Saliamo in cima a una collina; solo una casa era sopravvissuta alla distruzione, un centro civico, all'epoca di Tito. Oggi è un asilo, tenuto assieme da una donna coraggiosa e instancabile. Ci raccontano: dopo l'inizio delle ostilità l'armata diede a quelli asserragliati quassù un ultimatum: consegnare le armi entro le 12. A differenza che a Srebrenica, non lo fecero. Il risultato comunque è stato il medesimo. "Almeno 1.500 persone vennero spazzate via quel giorno".
Ci portano in cima al monte Kozara, un parco naturale. Attraversiamo un villaggio vicino Omarska, che nel 1993 divenne famosa per la scoperta del primo campo di concentramento in Europa dalla fine della Seconda guerra mondiale. Hanno appena costruito una piscina. La gente va a fare il bagno, è una giornata piena di calore e di pollini. Saliamo e saliamo, curve, tornanti. Fra i sempreverdi, il cemento armato di un sacrario. Non piace a nessuno, tranne che a me. Ricorda le vittime di un'altra guerra, quella combattuta dai partigiani contro i nazifascisti. Non piace a nessuno, ma io credo che, così come si parla di archeologia industriale, si dovrebbe parlare anche di archeologia monumentale. Frutto di una concezione passata, s'impone con le dimensioni, con il suo peso che preme e schiaccia.

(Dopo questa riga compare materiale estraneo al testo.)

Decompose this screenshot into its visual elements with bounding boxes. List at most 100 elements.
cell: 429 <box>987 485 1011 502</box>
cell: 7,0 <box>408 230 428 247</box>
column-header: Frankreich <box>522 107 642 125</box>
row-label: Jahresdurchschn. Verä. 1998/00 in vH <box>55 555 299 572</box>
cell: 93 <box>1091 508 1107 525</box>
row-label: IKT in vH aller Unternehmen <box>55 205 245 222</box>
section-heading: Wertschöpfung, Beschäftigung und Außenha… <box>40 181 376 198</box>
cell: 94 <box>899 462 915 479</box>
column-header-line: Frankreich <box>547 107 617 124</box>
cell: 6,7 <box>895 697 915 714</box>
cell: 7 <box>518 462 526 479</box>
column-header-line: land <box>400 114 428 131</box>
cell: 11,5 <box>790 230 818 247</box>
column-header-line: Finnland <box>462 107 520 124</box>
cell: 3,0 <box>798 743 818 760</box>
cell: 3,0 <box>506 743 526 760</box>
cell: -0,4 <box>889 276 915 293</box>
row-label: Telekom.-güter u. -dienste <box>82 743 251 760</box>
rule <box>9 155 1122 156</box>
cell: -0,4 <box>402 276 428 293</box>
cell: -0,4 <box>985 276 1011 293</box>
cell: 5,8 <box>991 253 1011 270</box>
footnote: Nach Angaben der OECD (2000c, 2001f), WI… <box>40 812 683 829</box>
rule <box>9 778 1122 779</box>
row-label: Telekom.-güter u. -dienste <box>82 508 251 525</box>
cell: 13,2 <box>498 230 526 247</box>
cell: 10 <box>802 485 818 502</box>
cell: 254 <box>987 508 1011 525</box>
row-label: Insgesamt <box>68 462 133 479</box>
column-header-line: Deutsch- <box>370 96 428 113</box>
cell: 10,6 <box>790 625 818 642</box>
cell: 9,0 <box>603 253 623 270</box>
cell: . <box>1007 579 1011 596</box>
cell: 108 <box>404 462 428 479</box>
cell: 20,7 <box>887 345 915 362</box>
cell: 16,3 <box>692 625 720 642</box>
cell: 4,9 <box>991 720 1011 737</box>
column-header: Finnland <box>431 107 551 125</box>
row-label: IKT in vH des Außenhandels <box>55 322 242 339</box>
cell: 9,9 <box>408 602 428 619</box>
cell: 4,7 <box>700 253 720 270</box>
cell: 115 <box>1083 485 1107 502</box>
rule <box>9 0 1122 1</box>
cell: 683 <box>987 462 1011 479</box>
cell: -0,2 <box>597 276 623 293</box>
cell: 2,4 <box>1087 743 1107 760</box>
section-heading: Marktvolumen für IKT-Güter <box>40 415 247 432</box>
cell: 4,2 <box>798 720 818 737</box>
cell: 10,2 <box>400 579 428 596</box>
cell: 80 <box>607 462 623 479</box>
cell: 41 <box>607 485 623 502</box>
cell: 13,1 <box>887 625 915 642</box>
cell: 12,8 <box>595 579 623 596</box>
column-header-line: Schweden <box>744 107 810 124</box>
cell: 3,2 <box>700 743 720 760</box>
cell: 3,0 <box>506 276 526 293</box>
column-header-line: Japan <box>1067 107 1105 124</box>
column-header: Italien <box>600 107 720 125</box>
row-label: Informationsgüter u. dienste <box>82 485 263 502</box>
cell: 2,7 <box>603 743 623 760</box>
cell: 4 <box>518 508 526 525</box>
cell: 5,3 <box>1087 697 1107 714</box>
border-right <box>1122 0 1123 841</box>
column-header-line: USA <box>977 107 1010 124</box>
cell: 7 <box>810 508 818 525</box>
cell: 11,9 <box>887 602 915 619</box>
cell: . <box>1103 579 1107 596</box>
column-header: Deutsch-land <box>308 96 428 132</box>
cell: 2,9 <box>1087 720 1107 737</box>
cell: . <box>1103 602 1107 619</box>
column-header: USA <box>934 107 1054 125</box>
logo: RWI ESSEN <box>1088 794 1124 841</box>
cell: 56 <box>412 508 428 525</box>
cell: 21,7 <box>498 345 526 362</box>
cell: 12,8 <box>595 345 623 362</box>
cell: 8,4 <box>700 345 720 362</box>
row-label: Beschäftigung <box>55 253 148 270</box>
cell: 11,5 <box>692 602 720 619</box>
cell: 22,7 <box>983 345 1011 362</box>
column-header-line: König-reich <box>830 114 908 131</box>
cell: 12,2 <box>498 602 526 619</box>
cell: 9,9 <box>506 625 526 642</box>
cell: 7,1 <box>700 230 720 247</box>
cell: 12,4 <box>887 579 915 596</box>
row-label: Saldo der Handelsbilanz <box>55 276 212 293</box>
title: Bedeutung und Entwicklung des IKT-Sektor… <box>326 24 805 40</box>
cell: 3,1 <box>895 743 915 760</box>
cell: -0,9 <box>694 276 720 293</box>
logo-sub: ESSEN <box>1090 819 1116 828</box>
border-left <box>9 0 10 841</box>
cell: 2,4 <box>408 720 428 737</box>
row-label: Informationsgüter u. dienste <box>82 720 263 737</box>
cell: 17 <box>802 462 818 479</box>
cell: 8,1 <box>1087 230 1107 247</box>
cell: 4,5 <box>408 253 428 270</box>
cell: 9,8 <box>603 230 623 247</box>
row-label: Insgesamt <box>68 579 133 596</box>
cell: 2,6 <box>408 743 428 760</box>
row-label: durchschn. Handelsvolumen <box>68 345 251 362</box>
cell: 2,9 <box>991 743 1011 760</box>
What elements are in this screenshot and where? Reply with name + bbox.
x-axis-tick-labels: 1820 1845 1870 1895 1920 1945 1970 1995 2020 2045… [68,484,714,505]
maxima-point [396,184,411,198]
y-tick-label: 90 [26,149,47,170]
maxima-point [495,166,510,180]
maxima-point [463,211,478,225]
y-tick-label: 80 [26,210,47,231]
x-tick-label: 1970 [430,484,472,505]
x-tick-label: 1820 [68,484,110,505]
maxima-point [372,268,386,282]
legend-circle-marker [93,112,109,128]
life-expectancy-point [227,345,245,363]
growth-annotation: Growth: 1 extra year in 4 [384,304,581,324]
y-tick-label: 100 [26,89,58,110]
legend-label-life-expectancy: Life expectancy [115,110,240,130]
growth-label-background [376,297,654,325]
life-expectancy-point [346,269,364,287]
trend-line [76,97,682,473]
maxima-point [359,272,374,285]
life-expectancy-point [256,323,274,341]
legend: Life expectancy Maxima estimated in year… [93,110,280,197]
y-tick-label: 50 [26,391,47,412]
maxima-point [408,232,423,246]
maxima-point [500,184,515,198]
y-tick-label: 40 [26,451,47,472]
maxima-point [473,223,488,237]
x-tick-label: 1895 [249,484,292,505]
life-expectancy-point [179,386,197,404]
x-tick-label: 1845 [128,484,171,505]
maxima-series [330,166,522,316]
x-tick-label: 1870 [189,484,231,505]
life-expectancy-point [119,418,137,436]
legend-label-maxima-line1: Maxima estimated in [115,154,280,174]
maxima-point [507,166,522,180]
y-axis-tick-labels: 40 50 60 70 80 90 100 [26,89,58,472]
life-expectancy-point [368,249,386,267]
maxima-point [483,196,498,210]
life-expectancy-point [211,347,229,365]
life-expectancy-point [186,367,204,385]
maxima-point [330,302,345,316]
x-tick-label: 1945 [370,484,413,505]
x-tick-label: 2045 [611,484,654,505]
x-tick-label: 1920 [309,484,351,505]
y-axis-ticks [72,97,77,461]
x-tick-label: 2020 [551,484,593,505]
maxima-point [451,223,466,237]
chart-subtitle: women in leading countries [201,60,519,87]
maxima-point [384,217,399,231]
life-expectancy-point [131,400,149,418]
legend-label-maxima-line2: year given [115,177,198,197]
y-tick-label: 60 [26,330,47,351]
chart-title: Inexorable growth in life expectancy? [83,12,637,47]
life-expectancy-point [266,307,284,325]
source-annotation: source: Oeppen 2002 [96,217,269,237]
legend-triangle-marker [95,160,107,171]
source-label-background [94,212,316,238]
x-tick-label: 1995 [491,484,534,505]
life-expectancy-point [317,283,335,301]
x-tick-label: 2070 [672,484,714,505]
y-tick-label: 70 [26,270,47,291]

In quest'epoca di light show, video, installazioni del cazzo, in quest'epoca di arti effimere come il fumo di un fiammifero, come potrebbe piacere? E' lontano come Marte dal gusto odierno. Penso che se vivessi qui verrei qui a leggere e a fare Tai Chi. Ad ascoltare le voci dei fantasmi. E le risa, i fantasmi sanno anche ridere. Di noi.